Just as the controls are a mix of the archaic Wii game and the fantastic Wii U updates, so does the online portion of the game straddle the fence between progression and ineffective lobby systems. The setup is frustratingly similar to the Wii version of the title, with endless lobbies you have to manually choose and, should the connection somehow fail, you’re booted right back to the beginning of the online setup process. It’s not the end of the world having no quick match function, but getting booted back a few screens for a lost connection feels gratuitous, and is a major waste of time.
Once you get in a game though, it’s clean sailing. The online connections are mostly secure and lag-free, and the ability to use the Wii U Gamepad microphone for chat makes teamwork much easier than with the gesture and text chat systems.
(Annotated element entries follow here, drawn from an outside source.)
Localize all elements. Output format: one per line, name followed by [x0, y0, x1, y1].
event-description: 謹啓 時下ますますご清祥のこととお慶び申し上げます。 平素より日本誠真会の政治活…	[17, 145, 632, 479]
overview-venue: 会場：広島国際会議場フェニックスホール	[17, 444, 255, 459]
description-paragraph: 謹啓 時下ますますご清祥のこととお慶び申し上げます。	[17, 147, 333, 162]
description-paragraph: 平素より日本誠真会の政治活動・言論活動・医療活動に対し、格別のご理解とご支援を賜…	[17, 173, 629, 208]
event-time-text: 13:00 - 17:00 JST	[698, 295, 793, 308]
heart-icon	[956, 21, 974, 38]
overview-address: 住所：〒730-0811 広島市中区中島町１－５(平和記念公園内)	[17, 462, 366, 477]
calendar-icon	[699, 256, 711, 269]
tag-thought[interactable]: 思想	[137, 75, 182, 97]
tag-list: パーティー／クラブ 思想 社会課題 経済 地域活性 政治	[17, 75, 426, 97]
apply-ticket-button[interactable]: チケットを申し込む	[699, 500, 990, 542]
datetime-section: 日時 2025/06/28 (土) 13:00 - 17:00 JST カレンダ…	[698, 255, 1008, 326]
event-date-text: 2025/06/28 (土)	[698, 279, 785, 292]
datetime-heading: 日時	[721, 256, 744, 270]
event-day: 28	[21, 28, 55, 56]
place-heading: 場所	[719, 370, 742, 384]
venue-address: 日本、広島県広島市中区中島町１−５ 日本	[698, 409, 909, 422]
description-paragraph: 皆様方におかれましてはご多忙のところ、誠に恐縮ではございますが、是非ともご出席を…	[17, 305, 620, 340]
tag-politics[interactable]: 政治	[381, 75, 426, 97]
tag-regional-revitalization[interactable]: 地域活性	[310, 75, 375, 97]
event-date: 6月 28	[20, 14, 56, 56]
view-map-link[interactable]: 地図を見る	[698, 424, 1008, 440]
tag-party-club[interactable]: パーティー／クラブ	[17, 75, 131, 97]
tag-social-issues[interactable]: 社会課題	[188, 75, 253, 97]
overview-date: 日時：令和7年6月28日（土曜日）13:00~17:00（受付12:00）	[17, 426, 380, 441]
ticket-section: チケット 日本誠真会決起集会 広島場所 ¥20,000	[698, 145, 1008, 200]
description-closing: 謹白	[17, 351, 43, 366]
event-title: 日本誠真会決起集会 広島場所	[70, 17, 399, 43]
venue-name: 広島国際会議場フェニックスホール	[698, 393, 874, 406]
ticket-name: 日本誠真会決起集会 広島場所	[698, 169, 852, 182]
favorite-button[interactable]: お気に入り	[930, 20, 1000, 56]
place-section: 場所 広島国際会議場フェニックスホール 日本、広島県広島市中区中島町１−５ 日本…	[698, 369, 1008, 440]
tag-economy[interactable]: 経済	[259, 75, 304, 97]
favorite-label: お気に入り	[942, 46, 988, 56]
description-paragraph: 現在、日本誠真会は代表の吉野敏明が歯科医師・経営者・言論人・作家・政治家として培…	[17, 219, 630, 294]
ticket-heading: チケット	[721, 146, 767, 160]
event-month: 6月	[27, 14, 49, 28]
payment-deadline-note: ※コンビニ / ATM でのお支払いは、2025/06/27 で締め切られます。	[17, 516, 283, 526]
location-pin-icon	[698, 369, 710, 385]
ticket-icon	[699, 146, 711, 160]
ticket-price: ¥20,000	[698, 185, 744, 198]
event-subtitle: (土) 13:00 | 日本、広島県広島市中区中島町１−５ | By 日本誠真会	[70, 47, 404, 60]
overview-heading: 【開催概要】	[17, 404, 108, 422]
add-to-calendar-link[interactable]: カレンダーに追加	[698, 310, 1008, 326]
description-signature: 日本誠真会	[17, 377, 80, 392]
The game was clearly meant to be played online, with the massive monster hunts attaining an even greater sense of scale with three fellow adventurers in tow. You can also play locally with three friends playing the game on 3DS systems. You can imagine that this is the way the game was meant to be played, though we weren’t able to test local multiplayer during our time with Monster Hunter Ultimate 3.
What with the Wii U being Nintendo’s first foray into the world of HD resolutions, you’d assume a Wii U port of Monster Hunter Tri would capitalise on this and deliver beautiful HD graphics. It isn’t what you’d expect though as, whilst the monsters look more polished than ever, the rest of the game isn’t quite as tuned up. The textures appear bland and grainy at a higher resolution, and the NPC models have seen no touch up whatsoever. It’s a shame the touch ups are so minimal, but that’s not to say the presentation is entirely disappointing. The music and sound effects are still emphatic and uplifting, and the visual upgrades to the larger monsters further improves the big hunts.
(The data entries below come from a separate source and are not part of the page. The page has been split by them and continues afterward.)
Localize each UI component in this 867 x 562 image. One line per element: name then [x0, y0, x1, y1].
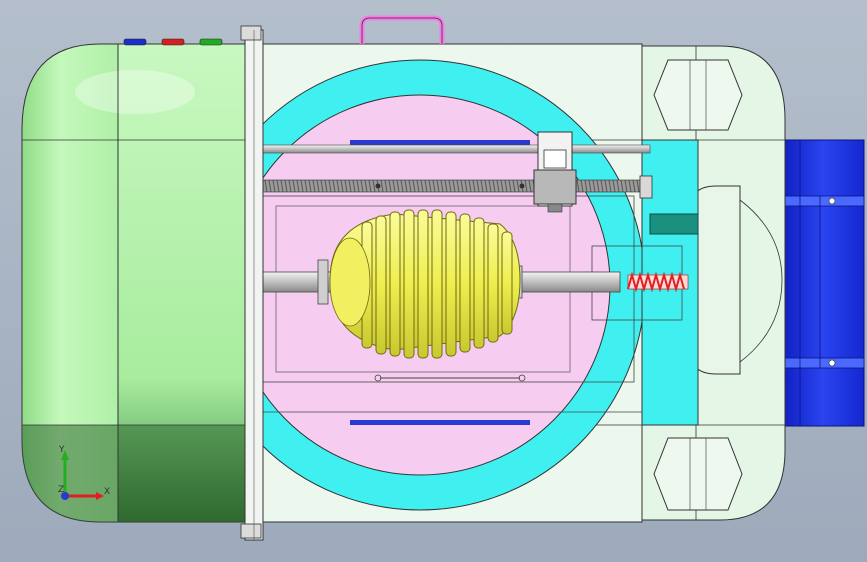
hex-nut-bottom — [653, 437, 743, 511]
green-indicator-icon[interactable] — [199, 38, 223, 46]
compression-spring — [627, 271, 689, 293]
x-axis-label: X — [104, 487, 110, 497]
y-axis-label: Y — [58, 445, 65, 455]
z-axis-label: Z — [58, 485, 64, 495]
motor-block — [781, 139, 865, 427]
hex-nut-top — [653, 59, 743, 131]
left-housing — [21, 43, 251, 523]
cad-viewport[interactable]: Y X Z — [0, 0, 867, 562]
red-indicator-icon[interactable] — [161, 38, 185, 46]
indicator-buttons — [123, 38, 223, 46]
blue-indicator-icon[interactable] — [123, 38, 147, 46]
ridged-egg — [329, 209, 521, 359]
teal-bracket — [649, 213, 699, 235]
guide-rod — [249, 144, 651, 154]
top-handle — [359, 15, 445, 44]
carriage — [533, 131, 577, 213]
assembly-drawing: Y X Z — [21, 15, 865, 541]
As would be expected of the series, lifespan is definitely not an issue. The sheer amount of content is baffling, and trying to forge and upgrade all the equipment will throw the hour count up enormously. It would be even better if you could go free exploring for resources online, as the grind becomes an inevitable chore after the first ten or twenty hours, but sadly the network mode is largely reserved for specific quests. Regardless, Monster Hunter 3 Ultimate is easily worth the price, and it gets even better if you can convince some 3DS owning comrades to join up with you.
Overall, despite featuring a mixed bag of upgrades and improvements, Monster Hunter 3 Ultimate does what it says on the tin. It’s the ultimate edition of, what is arguably, the best game in the Monster Hunter series, and it’s a must for any fan of the franchise as a result. The Wii U version’s online stability, Gamepad controls and new hunts make it a joy for series fans, though the graphical let downs and lack of obvious changes may not make it a sensible upgrade for those who already rinsed Monster Hunter Tri back in 2010.
This game was reviewed on the Wii U.